Through its depiction of the blossoming romance between Henry and Grace over the course of a school year, and Henry gradually discovering Grace’s secret past, Chemical Hearts mostly works to confirm, in broad and careless strokes, that Henry and Grace’s love is, well, straightforward and without complexities. At one point in the film, Grace gently teases Henry for not understanding Neruda’s poem, implying that he interpreted it too literally, and you’d be forgiven for thinking that this jab was actually being directed at Tanne himself.
Henry the sensitive, straight virgin is, like Chemical Hearts itself, cut from a very familiar mold of convention that Tanne doesn’t bother to break. The film, so yoked to Henry’s perspective, comes to share his tunnel vision, seeing Grace less as an actual person than as a collection of irresistible personality quirks that appeal to the boy’s desires. Grace bears the physical and psychological scars of being in a car crash that also claimed her boyfriend’s life, but since she’s one of the only girls to ever show interest in him, he only seems to see her trauma, like the cane that she uses throughout the film, as a cute marker of her ostensible perfection.
You may wish that it were Grace at the center of this story, given the anguish she has to process alongside the vicissitudes of adolescence. But the unique experiences of teenagers is rarely on Tanne’s mind, as he’s too busy generalizing about high school experience, as evidenced by Henry’s insufferably starry-eyed narration over snippets of—in the film’s only moment of surprise—a Stan Brakhage short. Which is to say that even he doesn’t escape simplification. For one, though Henry mentions that writing is his passion and that he’s always wanted the gig at the school paper, you rarely see him exercising that passion. His only discernably unique quality is his interest in a Japanese art of repairing broken pottery, a detail that initially feels odd to give more attention to than his writing—until, that is, the hobby is understood as a wincing attempt to add subtext to the story when, during a heated exchange, Grace explicitly tells Henry that he can’t fix her like one of his pieces of pottery.

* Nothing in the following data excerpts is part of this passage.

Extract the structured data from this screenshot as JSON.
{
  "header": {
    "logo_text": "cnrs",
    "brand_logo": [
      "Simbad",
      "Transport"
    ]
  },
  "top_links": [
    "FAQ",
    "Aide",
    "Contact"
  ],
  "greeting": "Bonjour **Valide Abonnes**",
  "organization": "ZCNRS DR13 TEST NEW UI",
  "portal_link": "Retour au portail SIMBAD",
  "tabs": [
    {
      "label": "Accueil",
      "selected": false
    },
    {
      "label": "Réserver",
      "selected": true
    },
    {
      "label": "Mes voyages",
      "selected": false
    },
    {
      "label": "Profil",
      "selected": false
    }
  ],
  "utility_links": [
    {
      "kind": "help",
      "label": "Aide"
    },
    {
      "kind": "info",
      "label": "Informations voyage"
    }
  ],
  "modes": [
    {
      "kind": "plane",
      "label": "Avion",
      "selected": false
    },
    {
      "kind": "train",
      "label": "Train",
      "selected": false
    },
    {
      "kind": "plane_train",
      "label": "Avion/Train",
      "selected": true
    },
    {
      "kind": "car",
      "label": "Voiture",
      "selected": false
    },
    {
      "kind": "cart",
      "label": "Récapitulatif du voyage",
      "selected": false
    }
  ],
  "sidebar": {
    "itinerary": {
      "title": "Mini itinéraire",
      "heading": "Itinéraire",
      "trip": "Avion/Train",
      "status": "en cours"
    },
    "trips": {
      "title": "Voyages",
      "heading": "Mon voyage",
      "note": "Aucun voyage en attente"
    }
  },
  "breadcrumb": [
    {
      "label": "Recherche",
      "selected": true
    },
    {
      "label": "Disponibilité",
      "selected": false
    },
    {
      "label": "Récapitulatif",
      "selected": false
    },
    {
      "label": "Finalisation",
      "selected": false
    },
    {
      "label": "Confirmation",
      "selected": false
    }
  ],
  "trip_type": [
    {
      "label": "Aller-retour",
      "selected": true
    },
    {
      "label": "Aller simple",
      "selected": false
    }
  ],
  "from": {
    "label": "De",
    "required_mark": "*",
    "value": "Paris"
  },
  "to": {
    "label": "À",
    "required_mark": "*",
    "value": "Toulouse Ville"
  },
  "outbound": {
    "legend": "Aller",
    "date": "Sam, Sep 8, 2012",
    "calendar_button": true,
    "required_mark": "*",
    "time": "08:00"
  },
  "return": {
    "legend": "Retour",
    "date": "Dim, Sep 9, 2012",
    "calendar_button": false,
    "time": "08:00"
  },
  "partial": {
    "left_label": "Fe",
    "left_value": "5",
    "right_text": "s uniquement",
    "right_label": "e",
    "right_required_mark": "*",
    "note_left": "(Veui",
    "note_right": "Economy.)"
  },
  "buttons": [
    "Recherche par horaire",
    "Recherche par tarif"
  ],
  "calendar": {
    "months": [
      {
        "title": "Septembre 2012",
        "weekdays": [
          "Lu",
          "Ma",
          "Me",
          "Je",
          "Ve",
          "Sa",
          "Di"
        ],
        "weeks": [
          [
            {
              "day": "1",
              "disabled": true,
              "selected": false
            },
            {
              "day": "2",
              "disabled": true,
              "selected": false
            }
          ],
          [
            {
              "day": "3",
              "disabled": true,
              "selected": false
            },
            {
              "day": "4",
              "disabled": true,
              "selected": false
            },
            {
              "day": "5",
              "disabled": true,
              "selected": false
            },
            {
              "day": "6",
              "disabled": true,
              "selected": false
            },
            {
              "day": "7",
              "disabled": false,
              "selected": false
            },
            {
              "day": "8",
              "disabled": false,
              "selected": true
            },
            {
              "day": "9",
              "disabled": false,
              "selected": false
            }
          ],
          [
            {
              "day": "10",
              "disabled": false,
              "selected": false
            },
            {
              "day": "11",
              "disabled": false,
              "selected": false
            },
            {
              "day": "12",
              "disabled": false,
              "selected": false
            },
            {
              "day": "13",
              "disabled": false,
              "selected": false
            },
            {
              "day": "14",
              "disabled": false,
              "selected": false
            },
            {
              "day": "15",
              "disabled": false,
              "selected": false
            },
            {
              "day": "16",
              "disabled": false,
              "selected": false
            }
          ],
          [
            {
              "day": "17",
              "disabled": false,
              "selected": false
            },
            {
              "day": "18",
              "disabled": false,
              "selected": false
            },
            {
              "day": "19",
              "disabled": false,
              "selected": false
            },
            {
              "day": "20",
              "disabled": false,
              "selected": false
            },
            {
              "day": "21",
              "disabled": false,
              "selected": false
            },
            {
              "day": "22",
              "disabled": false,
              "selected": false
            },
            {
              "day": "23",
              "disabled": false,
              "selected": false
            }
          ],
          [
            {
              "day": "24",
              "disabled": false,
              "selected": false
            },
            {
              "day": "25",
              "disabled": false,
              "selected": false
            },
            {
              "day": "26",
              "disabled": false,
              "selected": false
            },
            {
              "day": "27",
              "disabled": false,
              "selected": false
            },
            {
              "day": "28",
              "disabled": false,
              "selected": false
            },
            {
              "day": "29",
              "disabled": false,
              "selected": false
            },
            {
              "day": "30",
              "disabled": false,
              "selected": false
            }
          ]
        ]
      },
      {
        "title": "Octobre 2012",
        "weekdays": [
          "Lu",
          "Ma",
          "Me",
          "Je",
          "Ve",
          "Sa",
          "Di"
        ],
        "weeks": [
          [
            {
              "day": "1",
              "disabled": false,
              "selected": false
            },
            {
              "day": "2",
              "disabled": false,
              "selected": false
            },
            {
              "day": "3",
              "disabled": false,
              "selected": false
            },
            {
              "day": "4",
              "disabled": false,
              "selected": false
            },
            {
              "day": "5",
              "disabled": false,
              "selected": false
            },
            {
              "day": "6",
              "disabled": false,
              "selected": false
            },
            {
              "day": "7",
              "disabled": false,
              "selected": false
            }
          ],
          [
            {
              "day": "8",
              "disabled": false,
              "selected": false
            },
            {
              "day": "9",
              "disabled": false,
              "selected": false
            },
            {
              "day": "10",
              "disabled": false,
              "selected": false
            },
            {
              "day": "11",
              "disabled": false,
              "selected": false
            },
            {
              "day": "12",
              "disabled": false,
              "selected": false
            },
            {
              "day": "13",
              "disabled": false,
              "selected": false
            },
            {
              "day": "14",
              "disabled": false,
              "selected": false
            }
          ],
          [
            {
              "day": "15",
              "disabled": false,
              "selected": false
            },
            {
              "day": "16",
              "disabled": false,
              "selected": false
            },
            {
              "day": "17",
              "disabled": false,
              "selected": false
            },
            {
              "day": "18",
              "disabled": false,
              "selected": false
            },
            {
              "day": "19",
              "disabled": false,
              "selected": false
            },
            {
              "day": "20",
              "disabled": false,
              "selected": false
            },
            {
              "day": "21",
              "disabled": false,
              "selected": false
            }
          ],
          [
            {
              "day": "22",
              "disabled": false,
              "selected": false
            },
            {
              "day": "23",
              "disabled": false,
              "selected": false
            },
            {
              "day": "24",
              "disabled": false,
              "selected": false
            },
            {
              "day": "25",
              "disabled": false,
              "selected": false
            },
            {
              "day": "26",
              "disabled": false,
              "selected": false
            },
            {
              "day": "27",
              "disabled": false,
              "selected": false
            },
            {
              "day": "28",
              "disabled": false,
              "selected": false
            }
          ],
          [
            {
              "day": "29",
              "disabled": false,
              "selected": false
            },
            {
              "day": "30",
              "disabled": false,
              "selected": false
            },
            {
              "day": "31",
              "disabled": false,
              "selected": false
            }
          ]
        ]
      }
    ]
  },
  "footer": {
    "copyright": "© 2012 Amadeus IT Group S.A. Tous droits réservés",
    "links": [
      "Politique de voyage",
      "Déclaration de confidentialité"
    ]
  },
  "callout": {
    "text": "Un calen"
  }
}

Toward the end of the film, Henry speaks of how one should pay attention to the lives of others and to ponder their histories. And it’s a statement that feels less like a revelation than an ironic punchline, since Tanne hardly bothers to touch on any aspect of his characters’ lives beyond how they affect Henry. In the end, the missed opportunities that could have been taken up by Chemical Hearts were it more interested in offering a vital portrait of a troubled high schooler lamentably underlines that, like Henry, the film only dwells in superficialities.